Por Frederico Vasconcelos

Antônio Prudente e liminar transporte aéreo

O Desembargador Federal Antônio de Souza Prudente, do Tribunal Regional Federal da 1ª Região, cassou liminar que anulava ato administrativo do procurador-geral da República, Rodrigo Janot, garantindo passagem aérea na classe executiva aos membros do Ministério Público da União.

A decisão definitiva caberá à Quinta Turma do tribunal. (*)
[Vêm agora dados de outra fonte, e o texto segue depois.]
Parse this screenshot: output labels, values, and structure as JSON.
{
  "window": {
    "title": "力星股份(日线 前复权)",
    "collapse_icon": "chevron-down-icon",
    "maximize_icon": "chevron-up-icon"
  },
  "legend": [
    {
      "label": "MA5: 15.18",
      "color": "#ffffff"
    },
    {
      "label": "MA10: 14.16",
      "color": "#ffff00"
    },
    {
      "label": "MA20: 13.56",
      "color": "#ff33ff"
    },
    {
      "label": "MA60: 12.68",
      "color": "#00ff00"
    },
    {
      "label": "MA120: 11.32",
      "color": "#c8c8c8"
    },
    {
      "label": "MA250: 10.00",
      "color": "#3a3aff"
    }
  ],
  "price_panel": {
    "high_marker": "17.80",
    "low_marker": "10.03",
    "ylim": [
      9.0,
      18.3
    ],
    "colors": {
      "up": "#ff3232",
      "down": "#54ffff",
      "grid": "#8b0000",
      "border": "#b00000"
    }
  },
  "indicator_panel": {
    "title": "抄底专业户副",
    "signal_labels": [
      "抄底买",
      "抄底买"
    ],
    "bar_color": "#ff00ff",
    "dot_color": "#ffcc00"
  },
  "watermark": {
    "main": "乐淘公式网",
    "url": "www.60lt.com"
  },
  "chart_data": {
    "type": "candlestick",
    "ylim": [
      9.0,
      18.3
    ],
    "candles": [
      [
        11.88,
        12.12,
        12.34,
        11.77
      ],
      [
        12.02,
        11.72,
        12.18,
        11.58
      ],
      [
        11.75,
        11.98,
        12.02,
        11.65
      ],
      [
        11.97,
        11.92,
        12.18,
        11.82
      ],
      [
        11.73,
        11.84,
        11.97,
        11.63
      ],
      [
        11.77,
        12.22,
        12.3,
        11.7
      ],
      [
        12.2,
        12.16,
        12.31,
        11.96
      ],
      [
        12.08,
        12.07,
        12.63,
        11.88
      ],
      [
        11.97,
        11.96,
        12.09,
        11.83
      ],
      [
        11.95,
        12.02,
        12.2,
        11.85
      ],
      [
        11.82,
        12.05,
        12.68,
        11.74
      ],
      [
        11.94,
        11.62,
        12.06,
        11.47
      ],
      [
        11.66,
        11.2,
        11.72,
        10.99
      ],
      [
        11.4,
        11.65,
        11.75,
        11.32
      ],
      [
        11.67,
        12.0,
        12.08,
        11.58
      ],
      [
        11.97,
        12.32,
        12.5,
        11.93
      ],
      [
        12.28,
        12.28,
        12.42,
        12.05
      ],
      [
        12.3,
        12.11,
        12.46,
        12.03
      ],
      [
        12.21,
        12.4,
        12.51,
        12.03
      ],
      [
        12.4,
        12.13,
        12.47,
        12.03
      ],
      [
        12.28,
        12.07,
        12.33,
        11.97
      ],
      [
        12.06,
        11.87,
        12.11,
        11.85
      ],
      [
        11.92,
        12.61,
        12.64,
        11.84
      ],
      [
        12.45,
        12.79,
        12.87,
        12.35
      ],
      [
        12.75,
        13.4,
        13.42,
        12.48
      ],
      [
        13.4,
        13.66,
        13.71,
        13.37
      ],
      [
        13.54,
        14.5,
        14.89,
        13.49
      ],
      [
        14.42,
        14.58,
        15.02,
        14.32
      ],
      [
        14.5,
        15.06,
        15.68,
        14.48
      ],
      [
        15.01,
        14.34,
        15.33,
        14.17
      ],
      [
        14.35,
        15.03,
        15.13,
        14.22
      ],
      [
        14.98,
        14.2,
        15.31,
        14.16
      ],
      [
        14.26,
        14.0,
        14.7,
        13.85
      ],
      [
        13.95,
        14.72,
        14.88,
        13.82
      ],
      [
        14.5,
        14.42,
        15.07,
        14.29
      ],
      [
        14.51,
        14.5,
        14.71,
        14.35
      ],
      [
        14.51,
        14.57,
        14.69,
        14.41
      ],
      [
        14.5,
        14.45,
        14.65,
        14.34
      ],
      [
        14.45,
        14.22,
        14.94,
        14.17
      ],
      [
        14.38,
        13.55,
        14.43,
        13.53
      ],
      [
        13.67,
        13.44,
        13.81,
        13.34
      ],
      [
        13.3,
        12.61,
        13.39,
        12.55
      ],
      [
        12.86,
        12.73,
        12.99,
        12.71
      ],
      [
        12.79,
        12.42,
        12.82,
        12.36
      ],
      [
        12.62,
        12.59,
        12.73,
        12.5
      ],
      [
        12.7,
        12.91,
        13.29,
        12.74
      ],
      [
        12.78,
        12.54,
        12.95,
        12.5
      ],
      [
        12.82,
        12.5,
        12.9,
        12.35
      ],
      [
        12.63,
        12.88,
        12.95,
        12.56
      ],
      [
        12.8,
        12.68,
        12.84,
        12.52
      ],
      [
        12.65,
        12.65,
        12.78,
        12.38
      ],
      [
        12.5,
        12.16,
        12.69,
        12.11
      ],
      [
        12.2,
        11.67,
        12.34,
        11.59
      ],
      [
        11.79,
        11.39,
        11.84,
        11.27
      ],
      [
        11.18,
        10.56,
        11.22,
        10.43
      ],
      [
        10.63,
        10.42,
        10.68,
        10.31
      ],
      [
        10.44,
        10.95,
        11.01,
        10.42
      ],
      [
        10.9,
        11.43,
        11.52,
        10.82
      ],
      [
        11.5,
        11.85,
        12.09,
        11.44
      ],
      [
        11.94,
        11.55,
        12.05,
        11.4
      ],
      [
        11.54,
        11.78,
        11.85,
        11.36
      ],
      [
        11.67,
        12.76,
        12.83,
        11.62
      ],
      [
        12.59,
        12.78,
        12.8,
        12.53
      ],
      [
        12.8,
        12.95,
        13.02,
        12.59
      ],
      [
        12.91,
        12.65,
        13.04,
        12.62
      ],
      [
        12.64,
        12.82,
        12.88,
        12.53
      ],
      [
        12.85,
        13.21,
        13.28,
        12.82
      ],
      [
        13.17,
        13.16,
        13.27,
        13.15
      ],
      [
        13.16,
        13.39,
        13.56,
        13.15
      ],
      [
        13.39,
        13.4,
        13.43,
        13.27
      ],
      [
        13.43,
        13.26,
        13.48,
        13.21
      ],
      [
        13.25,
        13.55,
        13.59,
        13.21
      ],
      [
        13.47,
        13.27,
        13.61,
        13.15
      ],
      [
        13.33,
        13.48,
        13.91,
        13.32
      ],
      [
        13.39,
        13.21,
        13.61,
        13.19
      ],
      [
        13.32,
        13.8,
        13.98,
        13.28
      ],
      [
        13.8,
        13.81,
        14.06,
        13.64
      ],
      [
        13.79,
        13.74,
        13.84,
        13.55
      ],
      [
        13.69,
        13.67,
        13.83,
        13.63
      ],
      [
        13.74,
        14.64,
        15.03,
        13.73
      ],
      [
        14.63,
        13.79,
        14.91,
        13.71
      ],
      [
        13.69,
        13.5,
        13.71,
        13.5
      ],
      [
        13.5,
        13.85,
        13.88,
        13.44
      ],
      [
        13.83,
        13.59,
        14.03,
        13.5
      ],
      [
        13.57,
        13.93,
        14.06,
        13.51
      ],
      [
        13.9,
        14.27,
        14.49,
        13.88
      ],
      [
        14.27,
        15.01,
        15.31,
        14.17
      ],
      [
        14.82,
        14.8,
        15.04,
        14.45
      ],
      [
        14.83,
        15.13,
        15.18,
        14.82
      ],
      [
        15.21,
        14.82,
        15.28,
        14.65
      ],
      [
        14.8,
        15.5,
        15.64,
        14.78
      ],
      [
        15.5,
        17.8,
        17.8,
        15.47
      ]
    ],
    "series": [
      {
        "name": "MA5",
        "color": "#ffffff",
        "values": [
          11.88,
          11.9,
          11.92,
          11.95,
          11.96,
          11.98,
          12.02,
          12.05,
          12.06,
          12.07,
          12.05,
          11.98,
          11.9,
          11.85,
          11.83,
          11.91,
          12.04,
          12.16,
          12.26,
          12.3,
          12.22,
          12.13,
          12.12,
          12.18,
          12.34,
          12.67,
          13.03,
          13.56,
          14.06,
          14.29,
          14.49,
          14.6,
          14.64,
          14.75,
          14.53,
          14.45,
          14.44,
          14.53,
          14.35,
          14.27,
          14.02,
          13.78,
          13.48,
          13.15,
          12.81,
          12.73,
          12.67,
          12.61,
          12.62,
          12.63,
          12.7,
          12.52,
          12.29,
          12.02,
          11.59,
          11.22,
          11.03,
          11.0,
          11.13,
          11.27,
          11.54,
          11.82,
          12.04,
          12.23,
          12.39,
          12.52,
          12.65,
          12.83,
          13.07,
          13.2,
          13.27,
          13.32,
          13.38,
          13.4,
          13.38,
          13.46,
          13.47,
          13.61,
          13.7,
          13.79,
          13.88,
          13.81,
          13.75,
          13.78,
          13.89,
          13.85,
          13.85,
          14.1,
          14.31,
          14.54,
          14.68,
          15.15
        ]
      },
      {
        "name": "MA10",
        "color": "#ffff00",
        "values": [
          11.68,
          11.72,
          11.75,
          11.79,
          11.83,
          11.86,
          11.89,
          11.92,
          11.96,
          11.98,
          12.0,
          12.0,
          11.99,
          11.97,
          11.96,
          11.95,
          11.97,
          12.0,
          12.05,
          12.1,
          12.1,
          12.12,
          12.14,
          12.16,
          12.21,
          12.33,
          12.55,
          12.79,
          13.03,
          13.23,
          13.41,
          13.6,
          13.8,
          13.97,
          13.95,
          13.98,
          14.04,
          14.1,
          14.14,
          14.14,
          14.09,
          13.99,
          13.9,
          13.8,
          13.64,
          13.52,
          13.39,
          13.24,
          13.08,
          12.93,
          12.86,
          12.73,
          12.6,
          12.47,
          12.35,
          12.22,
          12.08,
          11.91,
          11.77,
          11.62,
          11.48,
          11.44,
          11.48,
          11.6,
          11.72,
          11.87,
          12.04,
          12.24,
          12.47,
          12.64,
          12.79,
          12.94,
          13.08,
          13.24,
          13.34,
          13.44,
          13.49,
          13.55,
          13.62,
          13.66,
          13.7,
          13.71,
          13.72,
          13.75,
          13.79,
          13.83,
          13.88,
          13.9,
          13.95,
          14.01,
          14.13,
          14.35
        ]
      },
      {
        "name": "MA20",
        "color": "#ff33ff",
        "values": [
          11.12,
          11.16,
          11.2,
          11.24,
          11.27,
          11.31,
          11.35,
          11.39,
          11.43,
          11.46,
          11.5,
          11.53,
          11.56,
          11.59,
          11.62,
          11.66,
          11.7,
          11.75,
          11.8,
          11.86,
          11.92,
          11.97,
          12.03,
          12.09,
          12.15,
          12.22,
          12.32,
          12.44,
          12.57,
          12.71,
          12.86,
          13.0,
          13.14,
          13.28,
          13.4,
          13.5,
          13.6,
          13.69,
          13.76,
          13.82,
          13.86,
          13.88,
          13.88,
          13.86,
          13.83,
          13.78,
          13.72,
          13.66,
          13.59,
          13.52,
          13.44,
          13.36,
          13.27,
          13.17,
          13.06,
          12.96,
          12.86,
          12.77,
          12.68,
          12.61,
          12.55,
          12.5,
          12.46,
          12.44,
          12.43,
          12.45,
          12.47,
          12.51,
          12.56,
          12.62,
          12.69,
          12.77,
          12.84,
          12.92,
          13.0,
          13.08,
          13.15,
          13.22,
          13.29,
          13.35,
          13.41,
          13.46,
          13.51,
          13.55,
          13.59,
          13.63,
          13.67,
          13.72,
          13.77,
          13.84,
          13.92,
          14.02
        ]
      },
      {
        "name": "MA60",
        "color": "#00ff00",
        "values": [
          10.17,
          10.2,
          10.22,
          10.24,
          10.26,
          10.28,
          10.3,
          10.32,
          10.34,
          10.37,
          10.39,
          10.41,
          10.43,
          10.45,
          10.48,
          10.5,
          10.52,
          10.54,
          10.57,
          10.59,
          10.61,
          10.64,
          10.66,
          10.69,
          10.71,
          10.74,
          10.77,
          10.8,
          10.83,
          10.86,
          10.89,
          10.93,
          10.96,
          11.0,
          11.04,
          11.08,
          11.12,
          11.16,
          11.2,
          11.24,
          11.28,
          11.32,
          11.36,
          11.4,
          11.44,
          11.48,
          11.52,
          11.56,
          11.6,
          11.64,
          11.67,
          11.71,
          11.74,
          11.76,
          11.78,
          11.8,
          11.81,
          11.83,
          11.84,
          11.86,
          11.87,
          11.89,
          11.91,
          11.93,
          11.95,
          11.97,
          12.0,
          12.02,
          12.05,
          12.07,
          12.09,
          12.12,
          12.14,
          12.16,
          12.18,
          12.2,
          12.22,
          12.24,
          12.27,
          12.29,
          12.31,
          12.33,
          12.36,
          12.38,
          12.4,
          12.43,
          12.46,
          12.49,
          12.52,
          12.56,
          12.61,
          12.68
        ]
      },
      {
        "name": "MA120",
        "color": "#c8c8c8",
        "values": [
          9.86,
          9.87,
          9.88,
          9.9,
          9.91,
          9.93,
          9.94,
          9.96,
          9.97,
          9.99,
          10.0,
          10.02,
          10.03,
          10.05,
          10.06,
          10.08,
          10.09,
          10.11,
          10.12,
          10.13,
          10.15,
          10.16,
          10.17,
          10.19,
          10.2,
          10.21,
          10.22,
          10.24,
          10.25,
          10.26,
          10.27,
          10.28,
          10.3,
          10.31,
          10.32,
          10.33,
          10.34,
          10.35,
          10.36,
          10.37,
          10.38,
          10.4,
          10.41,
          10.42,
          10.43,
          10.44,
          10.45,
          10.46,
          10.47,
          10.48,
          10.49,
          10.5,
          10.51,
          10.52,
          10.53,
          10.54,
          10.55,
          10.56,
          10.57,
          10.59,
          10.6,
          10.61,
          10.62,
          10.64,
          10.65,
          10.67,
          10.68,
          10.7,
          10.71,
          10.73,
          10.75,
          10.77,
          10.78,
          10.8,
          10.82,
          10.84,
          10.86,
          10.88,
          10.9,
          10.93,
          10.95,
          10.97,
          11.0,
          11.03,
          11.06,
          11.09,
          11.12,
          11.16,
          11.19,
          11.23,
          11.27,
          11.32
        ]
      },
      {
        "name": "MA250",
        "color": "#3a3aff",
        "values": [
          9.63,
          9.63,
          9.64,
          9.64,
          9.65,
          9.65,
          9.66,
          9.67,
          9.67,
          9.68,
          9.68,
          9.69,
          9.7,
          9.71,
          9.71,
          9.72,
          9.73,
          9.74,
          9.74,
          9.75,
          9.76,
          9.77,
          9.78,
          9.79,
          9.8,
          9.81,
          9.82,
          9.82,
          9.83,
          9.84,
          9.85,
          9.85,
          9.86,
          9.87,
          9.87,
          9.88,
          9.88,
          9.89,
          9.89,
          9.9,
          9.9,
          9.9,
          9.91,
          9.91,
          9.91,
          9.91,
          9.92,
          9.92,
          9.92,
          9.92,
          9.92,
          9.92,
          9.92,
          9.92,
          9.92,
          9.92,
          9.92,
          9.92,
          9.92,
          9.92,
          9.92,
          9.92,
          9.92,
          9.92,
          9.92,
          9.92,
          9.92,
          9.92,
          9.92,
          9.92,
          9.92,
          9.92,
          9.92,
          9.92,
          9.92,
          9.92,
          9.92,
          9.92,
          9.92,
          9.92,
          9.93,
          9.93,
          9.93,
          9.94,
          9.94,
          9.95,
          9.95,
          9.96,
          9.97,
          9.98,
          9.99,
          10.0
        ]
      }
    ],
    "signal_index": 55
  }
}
A medida foi tomada na última sexta-feira (21). Prudente entende que a possibilidade está prevista e disciplinada nos três Poderes da União, não havendo privilégio aos membros do MPU, mas o “exercício de prerrogativas inerentes aos cargos ocupados”.

Em julho, a pedido da Advocacia-Geral da União, a juíza Célia Regina Ody Bernardes, da 21ª Vara Federal de Brasília, concedeu liminar suspendendo norma que garante aos procuradores o uso de recursos do orçamento do Ministério Público para viagens na classe executiva em voos acima de oito horas.

A juíza entendeu que a Portaria 41/2014-PGR/MPU fere o princípio republicano da igualdade e extrapola a competência regulamentadora do PGR.

Se o agente político/servidor público viajar a trabalho e quiser desfrutar da comodidade e do luxo disponíveis na classe executiva ou na primeira classe, pode, se assim o quiser, custear a mordomia, desde que o faça com seus próprios recursos – jamais com dinheiro público”, afirmou a magistrada.

A juíza Célia Regina é Secretária do Conselho Executivo da Associação Juízes para a Democracia (AJD).

A seguir, trecho da decisão de Prudente, que suspende os efeitos do ato da juíza até o pronunciamento definitivo da Quinta Turma do TRF-1:

(…) A possibilidade do uso de passagens aéreas, em voos internacionais, na primeira classe e na classe executiva, encontra-se devidamente prevista e disciplinada no âmbito dos três Poderes da União, conforme se vê dos atos arrolados na inicial, a descaracterizar, na espécie, o suposto privilégio dos membros do Ministério Público da União, mas sim, o exercício de prerrogativas inerentes aos cargos ocupados pelas respectivas autoridades, em homenagem ao princípio constitucional da isonomia de direitos e de paridade de prerrogativas entre agentes do Ministério Público e da Magistratura Nacional, que já dispensa igual tratamento aos magistrados de todas as instâncias do Poder Judiciário Republicano, no Brasil”.